Alcoholic and Starvation KETOACIDOSIS

This tutorial looks at the twin problems of Alcohol related and Starvation Ketoacidosis. These diagnoses are frequently missed by clinicians because 1. they attribute the metabolic acidosis to another cause e.g. lactate or acute kidney injury or 2. they do not routinely measure blood ketones. It is my view that, in any patient presenting with a plasma bicarbonate below 20mmol or mEq/L or a base deficit of -5 or greater, it is mandatory to measure blood ketones (beta-hydroxybutyrate).

I present two cases, the first is a patient who is admitted with abdominal pain and a likely upper GI bleed, with a history of an eating disorder, who has metabolic acidosis. The second patient is an alcoholicwho recently stopped both eating and consuming alcohol. She also has a metabolic acidosis. I discuss the biochemistry of alcohol metabolism and explain why alcoholics are at risk for ketoacidosis. I also explain why this is part of a paradigm of metabolic failure that, without significant attention to detail, may result in therapy that precipitates a variety of withdrawal syndromes: these include acute Wernicke’s Encephalopathy, Alcohol Withdrawal Syndrome, and acute aquaresis and Osmotic Demyelination. Alcoholic ketoacidosis almost always follows cessation of alcohol intake – and one is unlikely to make this diagnosis in a patient who, for example, presents drunk to the ED (this results in a host of other metabolic anomalies, for example hypoglycemia despite high plasma lactate).

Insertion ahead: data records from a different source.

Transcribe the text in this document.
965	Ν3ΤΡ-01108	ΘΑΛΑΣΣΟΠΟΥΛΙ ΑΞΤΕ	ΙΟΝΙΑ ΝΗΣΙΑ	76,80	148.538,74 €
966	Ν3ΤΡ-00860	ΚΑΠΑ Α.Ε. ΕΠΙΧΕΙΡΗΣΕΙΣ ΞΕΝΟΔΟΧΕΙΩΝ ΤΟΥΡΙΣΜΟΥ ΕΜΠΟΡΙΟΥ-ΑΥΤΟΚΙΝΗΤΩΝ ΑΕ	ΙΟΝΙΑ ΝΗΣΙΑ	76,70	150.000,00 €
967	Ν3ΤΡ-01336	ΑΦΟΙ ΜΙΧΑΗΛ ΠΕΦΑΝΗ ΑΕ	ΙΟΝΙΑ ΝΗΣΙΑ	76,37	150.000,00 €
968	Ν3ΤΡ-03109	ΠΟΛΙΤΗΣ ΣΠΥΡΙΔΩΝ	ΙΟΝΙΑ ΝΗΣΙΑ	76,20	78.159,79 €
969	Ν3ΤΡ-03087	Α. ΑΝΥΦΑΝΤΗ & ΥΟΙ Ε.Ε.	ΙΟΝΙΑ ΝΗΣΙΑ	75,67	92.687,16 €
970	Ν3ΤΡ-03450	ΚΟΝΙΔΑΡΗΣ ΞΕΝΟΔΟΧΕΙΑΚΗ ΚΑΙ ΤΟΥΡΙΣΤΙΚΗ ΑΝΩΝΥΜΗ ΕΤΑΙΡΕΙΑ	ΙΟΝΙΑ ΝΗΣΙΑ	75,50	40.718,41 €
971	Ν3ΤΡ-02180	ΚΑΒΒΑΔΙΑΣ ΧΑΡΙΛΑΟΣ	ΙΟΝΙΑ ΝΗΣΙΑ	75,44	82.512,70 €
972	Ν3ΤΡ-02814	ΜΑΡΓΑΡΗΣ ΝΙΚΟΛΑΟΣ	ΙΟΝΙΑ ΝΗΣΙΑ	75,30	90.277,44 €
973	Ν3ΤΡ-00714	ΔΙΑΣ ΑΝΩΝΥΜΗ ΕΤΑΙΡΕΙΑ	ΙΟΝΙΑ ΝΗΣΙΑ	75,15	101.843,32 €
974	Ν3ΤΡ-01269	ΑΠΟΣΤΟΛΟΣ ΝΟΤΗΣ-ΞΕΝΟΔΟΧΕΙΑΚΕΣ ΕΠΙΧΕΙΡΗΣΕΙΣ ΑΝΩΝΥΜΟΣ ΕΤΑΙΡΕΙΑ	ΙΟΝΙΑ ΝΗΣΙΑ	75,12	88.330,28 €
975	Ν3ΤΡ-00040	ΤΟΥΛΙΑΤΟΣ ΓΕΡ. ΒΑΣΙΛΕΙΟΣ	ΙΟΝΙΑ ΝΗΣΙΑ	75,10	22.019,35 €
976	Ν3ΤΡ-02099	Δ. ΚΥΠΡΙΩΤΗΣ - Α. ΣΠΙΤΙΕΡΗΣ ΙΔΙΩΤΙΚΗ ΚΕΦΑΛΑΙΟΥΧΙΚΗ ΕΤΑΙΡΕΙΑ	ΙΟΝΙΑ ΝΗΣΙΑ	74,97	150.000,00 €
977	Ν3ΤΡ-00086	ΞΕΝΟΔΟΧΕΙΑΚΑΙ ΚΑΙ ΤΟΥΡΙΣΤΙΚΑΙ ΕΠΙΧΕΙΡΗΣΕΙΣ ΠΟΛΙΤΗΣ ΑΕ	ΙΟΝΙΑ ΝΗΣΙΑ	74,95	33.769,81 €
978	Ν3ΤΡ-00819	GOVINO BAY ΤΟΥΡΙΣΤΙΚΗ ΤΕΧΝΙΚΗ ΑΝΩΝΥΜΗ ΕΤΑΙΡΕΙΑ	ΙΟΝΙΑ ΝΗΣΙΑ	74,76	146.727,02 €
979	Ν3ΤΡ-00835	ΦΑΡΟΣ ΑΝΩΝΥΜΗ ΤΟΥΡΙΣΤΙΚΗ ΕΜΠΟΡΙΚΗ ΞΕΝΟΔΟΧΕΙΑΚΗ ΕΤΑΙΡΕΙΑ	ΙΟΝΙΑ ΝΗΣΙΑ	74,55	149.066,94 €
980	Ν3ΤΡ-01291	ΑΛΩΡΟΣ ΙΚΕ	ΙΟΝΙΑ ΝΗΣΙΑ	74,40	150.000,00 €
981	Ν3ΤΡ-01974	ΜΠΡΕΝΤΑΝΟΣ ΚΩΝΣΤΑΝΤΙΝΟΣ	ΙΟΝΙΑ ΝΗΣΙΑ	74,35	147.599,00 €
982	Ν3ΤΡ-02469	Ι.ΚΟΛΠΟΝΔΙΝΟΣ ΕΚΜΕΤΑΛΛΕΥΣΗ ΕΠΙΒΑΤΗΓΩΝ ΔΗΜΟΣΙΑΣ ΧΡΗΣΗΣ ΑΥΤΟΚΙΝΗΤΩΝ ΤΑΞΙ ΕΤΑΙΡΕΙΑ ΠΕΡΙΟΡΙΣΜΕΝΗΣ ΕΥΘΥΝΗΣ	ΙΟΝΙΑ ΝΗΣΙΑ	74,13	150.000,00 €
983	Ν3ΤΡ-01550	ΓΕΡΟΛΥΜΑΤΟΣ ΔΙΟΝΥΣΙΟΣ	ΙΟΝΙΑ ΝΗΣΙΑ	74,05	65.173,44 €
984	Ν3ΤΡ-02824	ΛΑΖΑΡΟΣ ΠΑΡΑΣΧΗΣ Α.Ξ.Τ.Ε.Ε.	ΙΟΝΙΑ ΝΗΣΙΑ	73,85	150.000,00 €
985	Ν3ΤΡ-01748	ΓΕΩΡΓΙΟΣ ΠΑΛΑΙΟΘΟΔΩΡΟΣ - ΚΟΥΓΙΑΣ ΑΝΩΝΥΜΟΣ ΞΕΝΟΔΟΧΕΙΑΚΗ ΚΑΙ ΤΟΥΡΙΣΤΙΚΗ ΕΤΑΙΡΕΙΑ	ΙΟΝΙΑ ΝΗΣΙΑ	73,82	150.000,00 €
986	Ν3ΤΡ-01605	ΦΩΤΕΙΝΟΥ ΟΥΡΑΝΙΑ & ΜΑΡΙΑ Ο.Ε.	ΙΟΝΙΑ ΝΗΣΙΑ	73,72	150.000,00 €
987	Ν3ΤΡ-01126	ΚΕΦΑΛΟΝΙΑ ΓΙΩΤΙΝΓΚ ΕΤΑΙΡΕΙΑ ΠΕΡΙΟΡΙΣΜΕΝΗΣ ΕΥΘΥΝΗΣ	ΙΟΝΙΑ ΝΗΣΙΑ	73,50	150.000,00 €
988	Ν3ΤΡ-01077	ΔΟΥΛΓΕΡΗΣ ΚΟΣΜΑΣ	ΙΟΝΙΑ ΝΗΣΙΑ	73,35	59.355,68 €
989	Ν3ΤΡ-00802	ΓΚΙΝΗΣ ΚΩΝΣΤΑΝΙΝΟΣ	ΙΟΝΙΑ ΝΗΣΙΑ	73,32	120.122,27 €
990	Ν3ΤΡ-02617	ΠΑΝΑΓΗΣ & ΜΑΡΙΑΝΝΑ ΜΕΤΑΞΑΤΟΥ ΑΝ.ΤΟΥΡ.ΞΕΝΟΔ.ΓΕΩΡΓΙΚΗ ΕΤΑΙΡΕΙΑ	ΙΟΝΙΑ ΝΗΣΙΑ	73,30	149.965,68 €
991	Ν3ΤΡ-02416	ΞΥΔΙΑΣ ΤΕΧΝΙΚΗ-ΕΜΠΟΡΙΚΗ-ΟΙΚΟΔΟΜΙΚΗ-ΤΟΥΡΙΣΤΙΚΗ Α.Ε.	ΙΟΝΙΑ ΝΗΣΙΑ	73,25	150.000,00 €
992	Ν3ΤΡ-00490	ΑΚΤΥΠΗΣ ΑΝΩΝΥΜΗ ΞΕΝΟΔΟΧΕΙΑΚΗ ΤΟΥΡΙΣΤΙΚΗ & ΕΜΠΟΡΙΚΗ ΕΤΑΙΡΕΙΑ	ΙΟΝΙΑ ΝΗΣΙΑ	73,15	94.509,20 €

Starvation ketoacidosis is seen in patients who are chronically malnourished or fasted for prolonged periods for surgery, in whom the pancreatic Islet cells have either atrophied or are hibernating. Careful attention must be applied to feeding and refeeding: it is imperative that the patient does not lose further lean body mass. On the other hand refeeding syndrome may result in rhabdomyolysis and death. I guarantee you’ll learn something.